Construction of a ceRNA immunoregulatory network related to the development of vascular dementia through a weighted gene coexpression network analysis

BACKGROUND: To date, vascular dementia (VaD) lacks effective treatment in clinical practice. There is also growing evidence that VaD may be closely related to the immune response. The development of high-throughput technology, and the recently discovered group of new mediators called competitive endogenous RNAs (ceRNA), provides a unique opportunity to study the immunomodulation of VaD. METHODS: In this study, we used gene expression profiles in the Gene Expression Omnibus (GEO) database to obtain immune-related gene coexpression modules through a weighted gene coexpression network analysis (WGCNA) and gene enrichment analysis. We extracted and merged long non-coding RNA (lncRNA) and microRNA (miRNA) expressions from the GEO database and mapped them with related databases. Subsequently, we used Cytoscape to construct a lncRNA-miRNA-mRNA network, and then we performed an enrichment analysis on the mRNAs in the network to determine their regulatory function. Subsequently, we used an ImmuCellAI immune infiltration analysis and constructed a ceRNA sub-network of related immune cells. Finally, we conducted a gene set enrichment analysis (GSEA) to determine the potential regulatory pathways of the key factors. RESULTS: As a result, we identified the blue module as the key module of immunity and constructed the related CeRNA network.
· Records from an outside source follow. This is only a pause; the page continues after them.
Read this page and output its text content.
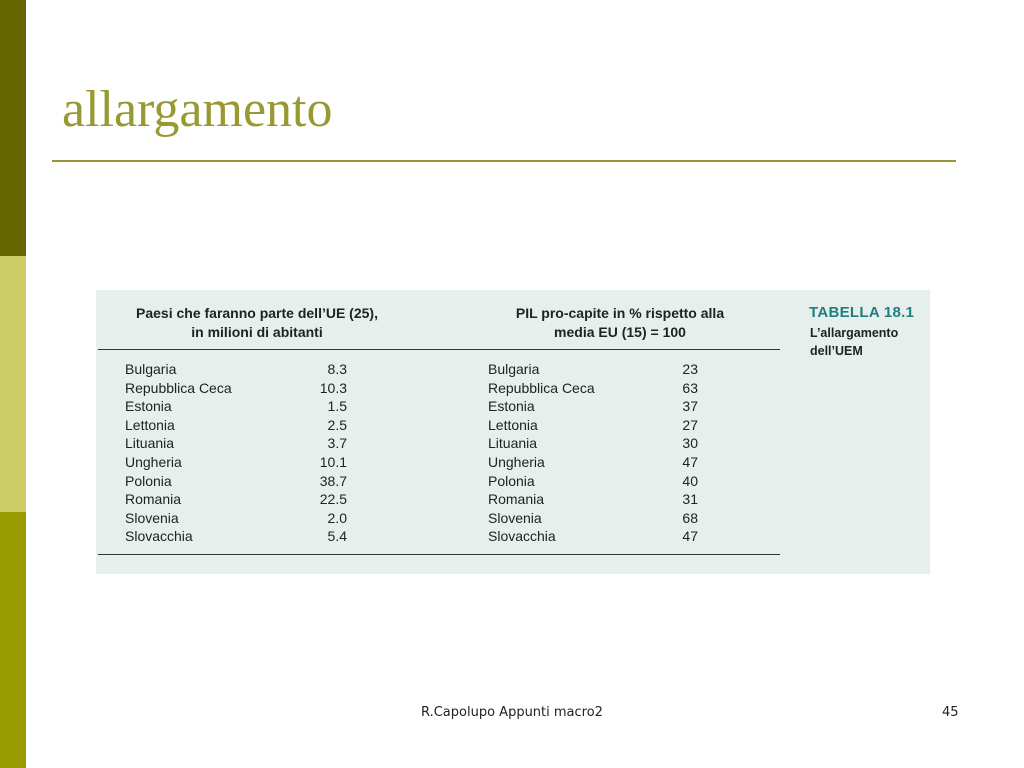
allargamento

Paesi che faranno parte dell’UE (25),
in milioni di abitanti

PIL pro-capite in % rispetto alla
media EU (15) = 100

Bulgaria	8.3
Repubblica Ceca	10.3
Estonia	1.5
Lettonia	2.5
Lituania	3.7
Ungheria	10.1
Polonia	38.7
Romania	22.5
Slovenia	2.0
Slovacchia	5.4
Bulgaria	23
Repubblica Ceca	63
Estonia	37
Lettonia	27
Lituania	30
Ungheria	47
Polonia	40
Romania	31
Slovenia	68
Slovacchia	47

TABELLA 18.1

L’allargamento dell’UEM

R.Capolupo Appunti macro2	45
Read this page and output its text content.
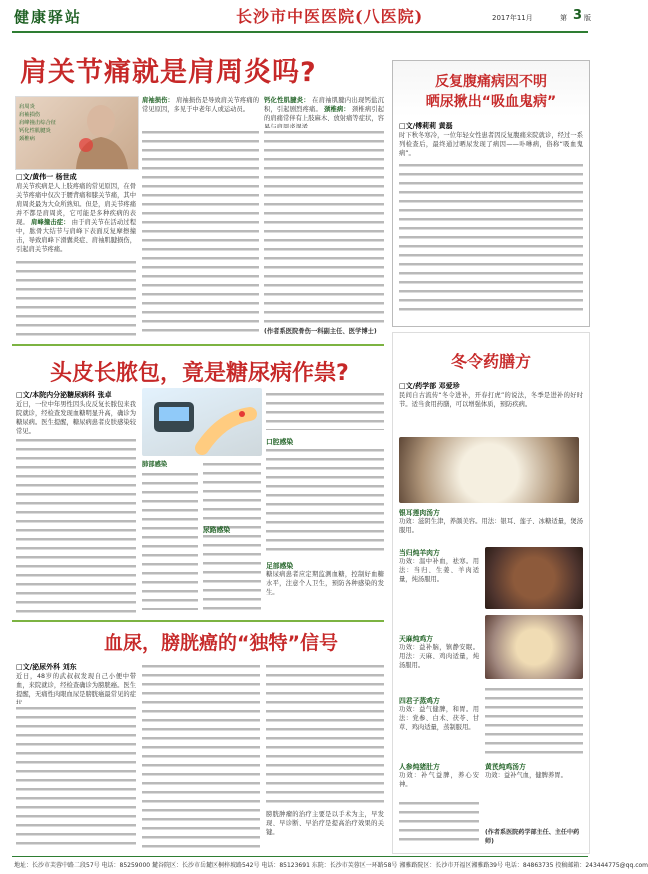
健康驿站	长沙市中医医院(八医院)	2017年11月	第 3 版
肩关节痛就是肩周炎吗?
肩周炎
肩袖损伤
肩峰撞击综合征
钙化性肌腱炎
颈椎病
□文/黄伟一 杨世成
肩关节疾病是人上肢疼痛的常见原因，在骨关节疼痛中仅次于腰背痛和膝关节痛，其中肩周炎最为大众所熟知。但是，肩关节疼痛并不都是肩周炎，它可能是多种疾病的表现。 肩峰撞击症： 由于肩关节在活动过程中，肱骨大结节与肩峰下表面反复摩擦撞击，导致肩峰下滑囊炎症、肩袖肌腱损伤，引起肩关节疼痛。
肩袖损伤： 肩袖损伤是导致肩关节疼痛的常见原因，多见于中老年人或运动员。
钙化性肌腱炎： 在肩袖肌腱内出现钙盐沉积，引起剧烈疼痛。 颈椎病： 颈椎病引起的肩痛常伴有上肢麻木、放射痛等症状，容
(作者系医院骨伤一科副主任、医学博士)
反复腹痛病因不明
晒尿揪出“吸血鬼病”
□文/傅莉莉 黄磊
时下秋冬寒冷，一位年轻女性患者因反复腹痛来院就诊，经过一系列检查后，最终通过晒尿发现了病因——卟啉病，俗称“吸血鬼病”。
头皮长脓包，竟是糖尿病作祟?
□文/本院内分泌糖尿病科 张卓
近日，一位中年男性因头皮反复长脓包来我院就诊，经检查发现血糖明显升高，确诊为糖尿病。医生提醒，糖尿病患者皮肤感染较常见。
肺部感染
尿路感染
口腔感染
足部感染
糖尿病患者应定期监测血糖，控制好血糖水平，注意个人卫生，预防各种感染的发生。
血尿，膀胱癌的“独特”信号
□文/泌尿外科 刘东
近日，48岁的武叔叔发现自己小便中带血，来院就诊，经检查确诊为膀胱癌。医生提醒，无痛性肉眼血尿是膀胱癌最常见的症
膀胱肿瘤的治疗主要是以手术为主，早发现、早诊断、早治疗是提高治疗效果的关键。
冬令药膳方
□文/药学部 邓爱珍
民间自古流传“冬令进补，开春打虎”的说法，冬季是进补的好时节。适当食用药膳，可以增强体质，预防疾病。
银耳莲肉汤方
功效：滋阴生津，养颜美容。用法：银耳、莲子、冰糖适量，煲汤服用。
当归炖羊肉方
功效：温中补血，祛寒。用法：当归、生姜、羊肉适量，炖汤服用。
天麻炖鸡方
功效：益补脑，镇静安眠。用法：天麻、鸡肉适量，炖汤服用。
四君子蒸鸡方
功效：益气健脾，和胃。用法：党参、白术、茯苓、甘草、鸡肉适量，蒸制服用。
人参炖猪肚方
功效：补气益脾，养心安神。
黄芪炖鸡汤方
功效：益补气血，健脾养胃。
(作者系医院药学部主任、主任中药师)
地址：长沙市芙蓉中路二段57号 电话：85259000 麓谷院区：长沙市岳麓区桐梓坡路542号 电话：85123691 东院：长沙市芙蓉区一环路58号 湘雅路院区：长沙市开福区湘雅路39号 电话：84863735 投稿邮箱：243444775@qq.com
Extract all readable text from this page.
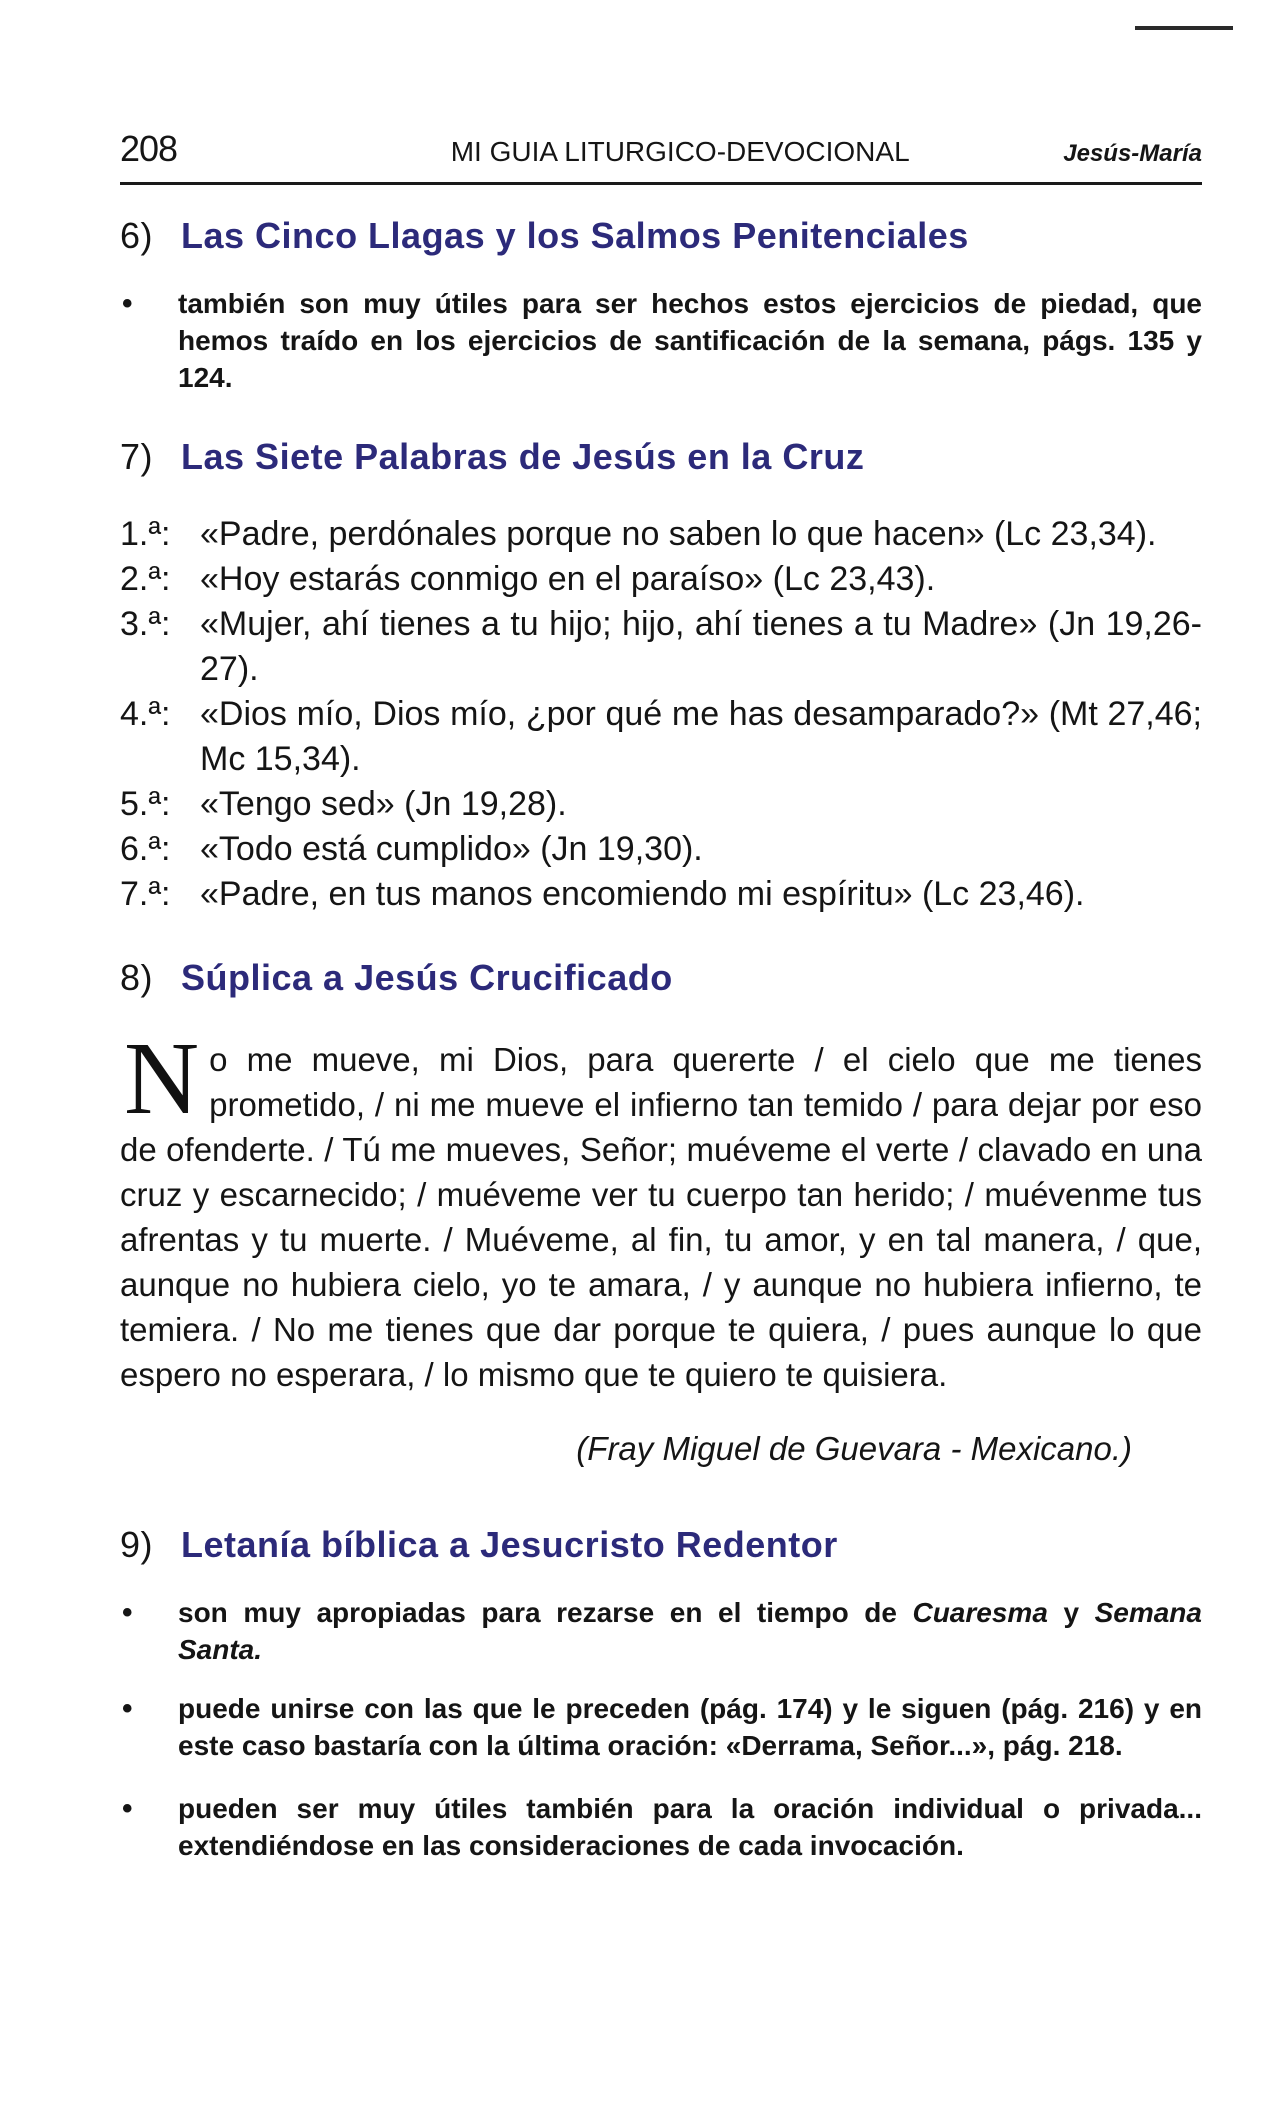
208	MI GUIA LITURGICO-DEVOCIONAL	Jesús-María
6) Las Cinco Llagas y los Salmos Penitenciales
• también son muy útiles para ser hechos estos ejercicios de piedad, que hemos traído en los ejercicios de santificación de la semana, págs. 135 y 124.
7) Las Siete Palabras de Jesús en la Cruz
1.ª: «Padre, perdónales porque no saben lo que hacen» (Lc 23,34).
2.ª: «Hoy estarás conmigo en el paraíso» (Lc 23,43).
3.ª: «Mujer, ahí tienes a tu hijo; hijo, ahí tienes a tu Madre» (Jn 19,26-27).
4.ª: «Dios mío, Dios mío, ¿por qué me has desamparado?» (Mt 27,46; Mc 15,34).
5.ª: «Tengo sed» (Jn 19,28).
6.ª: «Todo está cumplido» (Jn 19,30).
7.ª: «Padre, en tus manos encomiendo mi espíritu» (Lc 23,46).
8) Súplica a Jesús Crucificado

No me mueve, mi Dios, para quererte / el cielo que me tienes prometido, / ni me mueve el infierno tan temido / para dejar por eso de ofenderte. / Tú me mueves, Señor; muéveme el verte / clavado en una cruz y escarnecido; / muéveme ver tu cuerpo tan herido; / muévenme tus afrentas y tu muerte. / Muéveme, al fin, tu amor, y en tal manera, / que, aunque no hubiera cielo, yo te amara, / y aunque no hubiera infierno, te temiera. / No me tienes que dar porque te quiera, / pues aunque lo que espero no esperara, / lo mismo que te quiero te quisiera.

(Fray Miguel de Guevara - Mexicano.)
9) Letanía bíblica a Jesucristo Redentor
• son muy apropiadas para rezarse en el tiempo de Cuaresma y Semana Santa.
• puede unirse con las que le preceden (pág. 174) y le siguen (pág. 216) y en este caso bastaría con la última oración: «Derrama, Señor...», pág. 218.
• pueden ser muy útiles también para la oración individual o privada... extendiéndose en las consideraciones de cada invocación.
Immune infiltration analysis showed that natural killer T (NKT) cells may be the key immune cells of VaD. Using a Pearson correlation analysis, we identified that B4GALT1, PPP1R3B, MICB, HHAT, DSC2, DNA2, SCARA3, and lncRNA NEAT1 may be the key factors of VaD. Our subsequent GSEA analysis showed that lncRNA NEAT1 may be regulated by NK cells and toll-like receptors. CONCLUSIONS: Our research provides new therapeutic targets for vascular dementia from the immunological perspective for the first time, including B4GALT1, PPP1R3B, MICB, HHAT, DSC2, DNA2, SCARA3, and lncRNA NEAT1, and our research hopes to provide new treatment options for VaD.